Tacit collusion arising from an AI’s independent decision making does not seem actionable under current competition laws, but it remains an open question, and one that the DOJ and the FTC are carefully considering. In March 2023, Jonathan Kanter, chief of the DOJ Antitrust Division, announced that his division was heavily invested in staying abreast of AI antitrust concerns. In fact, the division is currently hiring data scientists and related experts to study the relevant AI in order to aid antitrust enforcers. Lina Khan, chair of the FTC, also recently penned an opinion piece for the New York Times titled ‘We Must Regulate A.I. Here’s How’, emphasising the FTC’s responsibility to watch out for the anticompetitive dangers posed by new AI technologies.

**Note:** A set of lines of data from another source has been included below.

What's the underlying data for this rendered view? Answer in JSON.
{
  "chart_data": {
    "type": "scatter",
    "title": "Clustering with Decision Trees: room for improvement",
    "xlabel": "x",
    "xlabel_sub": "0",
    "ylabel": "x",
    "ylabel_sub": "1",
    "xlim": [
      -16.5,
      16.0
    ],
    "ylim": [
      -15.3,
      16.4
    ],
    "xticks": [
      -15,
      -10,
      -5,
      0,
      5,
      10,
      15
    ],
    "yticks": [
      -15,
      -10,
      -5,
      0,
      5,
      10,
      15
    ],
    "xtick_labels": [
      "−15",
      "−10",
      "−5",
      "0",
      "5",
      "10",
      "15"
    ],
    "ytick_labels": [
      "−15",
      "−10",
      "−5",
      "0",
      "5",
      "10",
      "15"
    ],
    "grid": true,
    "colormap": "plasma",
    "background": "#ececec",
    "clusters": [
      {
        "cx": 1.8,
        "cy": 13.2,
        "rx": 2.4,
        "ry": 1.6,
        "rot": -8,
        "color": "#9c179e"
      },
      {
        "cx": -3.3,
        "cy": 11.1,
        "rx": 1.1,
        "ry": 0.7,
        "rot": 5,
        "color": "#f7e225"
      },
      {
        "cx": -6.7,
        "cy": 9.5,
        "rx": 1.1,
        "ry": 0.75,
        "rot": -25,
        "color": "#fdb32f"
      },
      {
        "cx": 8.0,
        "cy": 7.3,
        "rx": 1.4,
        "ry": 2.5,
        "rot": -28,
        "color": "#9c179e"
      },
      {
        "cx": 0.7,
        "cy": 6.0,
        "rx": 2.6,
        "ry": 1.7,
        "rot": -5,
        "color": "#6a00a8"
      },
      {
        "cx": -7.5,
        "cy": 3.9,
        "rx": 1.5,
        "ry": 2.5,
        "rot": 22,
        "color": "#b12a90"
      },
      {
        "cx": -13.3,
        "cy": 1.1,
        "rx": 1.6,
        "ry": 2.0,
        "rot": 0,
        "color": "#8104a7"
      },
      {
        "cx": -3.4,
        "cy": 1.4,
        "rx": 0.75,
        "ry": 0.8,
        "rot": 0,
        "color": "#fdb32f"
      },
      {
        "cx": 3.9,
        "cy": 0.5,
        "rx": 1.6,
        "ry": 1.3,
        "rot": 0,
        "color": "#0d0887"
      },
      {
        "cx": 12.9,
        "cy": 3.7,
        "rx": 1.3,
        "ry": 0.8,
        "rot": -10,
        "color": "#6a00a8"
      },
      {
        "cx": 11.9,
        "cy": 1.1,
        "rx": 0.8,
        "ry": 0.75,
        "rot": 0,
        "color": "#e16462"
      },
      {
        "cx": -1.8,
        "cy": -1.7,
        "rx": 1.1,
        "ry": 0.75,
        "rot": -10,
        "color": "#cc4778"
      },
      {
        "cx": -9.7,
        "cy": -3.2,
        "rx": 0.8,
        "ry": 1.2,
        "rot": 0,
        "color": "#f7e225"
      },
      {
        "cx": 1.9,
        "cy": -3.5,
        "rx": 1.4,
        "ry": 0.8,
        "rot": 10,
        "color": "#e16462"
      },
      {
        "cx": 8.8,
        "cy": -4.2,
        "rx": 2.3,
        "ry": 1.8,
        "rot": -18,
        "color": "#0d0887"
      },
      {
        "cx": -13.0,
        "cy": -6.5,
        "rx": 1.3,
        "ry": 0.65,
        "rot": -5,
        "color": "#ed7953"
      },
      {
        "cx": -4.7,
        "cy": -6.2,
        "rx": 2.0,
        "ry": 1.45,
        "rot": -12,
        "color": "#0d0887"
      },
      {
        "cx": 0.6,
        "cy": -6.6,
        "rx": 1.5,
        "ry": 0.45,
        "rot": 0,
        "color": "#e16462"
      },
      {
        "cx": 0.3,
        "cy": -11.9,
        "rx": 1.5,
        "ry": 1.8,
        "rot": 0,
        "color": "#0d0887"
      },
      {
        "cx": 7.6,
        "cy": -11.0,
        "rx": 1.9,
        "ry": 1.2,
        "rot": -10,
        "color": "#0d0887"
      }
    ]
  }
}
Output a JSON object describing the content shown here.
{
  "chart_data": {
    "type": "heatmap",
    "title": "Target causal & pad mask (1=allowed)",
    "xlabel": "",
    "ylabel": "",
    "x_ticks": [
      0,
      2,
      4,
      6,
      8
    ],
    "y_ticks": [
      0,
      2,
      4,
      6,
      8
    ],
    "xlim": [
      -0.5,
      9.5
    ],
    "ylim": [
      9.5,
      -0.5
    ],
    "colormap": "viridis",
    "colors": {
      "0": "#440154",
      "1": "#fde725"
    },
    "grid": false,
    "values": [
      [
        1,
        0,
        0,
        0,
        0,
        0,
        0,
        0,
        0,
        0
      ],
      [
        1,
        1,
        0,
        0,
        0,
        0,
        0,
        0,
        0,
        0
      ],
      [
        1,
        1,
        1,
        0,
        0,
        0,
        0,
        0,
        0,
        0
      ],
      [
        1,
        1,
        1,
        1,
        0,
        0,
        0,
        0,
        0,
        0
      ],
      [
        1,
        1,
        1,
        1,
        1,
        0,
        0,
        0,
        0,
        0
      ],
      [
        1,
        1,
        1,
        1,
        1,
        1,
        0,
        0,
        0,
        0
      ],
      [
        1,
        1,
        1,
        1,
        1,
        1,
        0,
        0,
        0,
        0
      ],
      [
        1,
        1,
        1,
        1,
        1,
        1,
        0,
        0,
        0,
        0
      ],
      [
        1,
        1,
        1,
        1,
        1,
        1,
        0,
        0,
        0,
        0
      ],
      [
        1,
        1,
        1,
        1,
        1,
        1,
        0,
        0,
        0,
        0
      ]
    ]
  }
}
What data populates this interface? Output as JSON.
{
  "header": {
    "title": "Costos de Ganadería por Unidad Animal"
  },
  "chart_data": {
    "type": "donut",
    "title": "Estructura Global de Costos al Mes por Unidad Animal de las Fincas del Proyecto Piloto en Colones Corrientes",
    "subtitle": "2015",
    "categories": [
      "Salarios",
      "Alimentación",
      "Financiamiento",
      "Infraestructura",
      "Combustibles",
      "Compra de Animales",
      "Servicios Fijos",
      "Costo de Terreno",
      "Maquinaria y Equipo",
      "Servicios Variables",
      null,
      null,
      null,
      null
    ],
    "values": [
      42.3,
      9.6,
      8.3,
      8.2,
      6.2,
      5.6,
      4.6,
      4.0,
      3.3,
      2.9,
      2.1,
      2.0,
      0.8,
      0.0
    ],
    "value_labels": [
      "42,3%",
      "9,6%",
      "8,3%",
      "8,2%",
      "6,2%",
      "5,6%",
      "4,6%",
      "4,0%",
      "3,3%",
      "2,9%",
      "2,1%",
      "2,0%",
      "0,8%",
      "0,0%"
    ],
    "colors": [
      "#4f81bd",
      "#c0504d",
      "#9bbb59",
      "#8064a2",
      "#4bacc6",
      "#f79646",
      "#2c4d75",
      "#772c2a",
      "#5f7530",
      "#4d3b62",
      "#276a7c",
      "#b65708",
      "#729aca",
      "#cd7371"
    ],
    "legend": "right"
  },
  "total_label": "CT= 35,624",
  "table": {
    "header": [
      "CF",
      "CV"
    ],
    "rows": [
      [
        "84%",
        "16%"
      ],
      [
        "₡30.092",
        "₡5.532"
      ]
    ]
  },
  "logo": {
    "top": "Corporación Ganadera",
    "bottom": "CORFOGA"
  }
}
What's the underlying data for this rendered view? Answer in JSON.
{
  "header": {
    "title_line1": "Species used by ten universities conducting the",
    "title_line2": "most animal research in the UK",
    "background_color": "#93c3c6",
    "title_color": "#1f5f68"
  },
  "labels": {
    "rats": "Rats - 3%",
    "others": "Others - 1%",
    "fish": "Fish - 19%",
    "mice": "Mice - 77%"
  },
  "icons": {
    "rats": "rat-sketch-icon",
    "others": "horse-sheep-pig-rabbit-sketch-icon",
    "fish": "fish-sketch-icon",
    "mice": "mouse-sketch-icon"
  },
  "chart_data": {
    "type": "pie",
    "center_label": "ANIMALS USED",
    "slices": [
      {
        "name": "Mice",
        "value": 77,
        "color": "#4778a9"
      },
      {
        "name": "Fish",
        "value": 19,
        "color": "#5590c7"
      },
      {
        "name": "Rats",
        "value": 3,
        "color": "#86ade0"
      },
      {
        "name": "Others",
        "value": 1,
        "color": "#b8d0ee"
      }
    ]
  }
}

The CMA has announced similar initiatives, creating the Digital Markets Unit (DMU), a new regulatory entity aimed at understanding and preventing algorithmic collusion. US government officials also have expressed concern for the emerging problems with algorithmic collusion. In early March 2023, Elizabeth Warren, Bernie Sanders, Tina Smith and Edward Markey, all of whom are US senators, wrote a letter to the DOJ urging them to investigate RealPage Inc. for its use of algorithmic rent-setting software that appeared to fix prices and drive rapid inflation for rental properties.

It is clear that AI is here to stay, and even more clear that emerging technologies will continue to create novel legal issues, especially in the context of economic markets. For competition policy, AI represents the newest frontier. Traditional competition frameworks are ill-suited to grapple with the unique dangers presented by AI-defined business strategy. Until the legal or regulatory bodies weigh in with concrete answers to the problems raised by pricing algorithms, companies and consumers remain uncertain.

Legal uncertainty and heightened interest by antitrust enforcers create the perfect storm for businesses to be caught in the crossfire. Thus, before integrating pricing algorithms into their competitive strategies, companies are well-advised to seek the advice of counsel on these issues. In 1983, businesses had to contend with how to use the internet. In 2023, they have to learn how to – and how not to – use AI.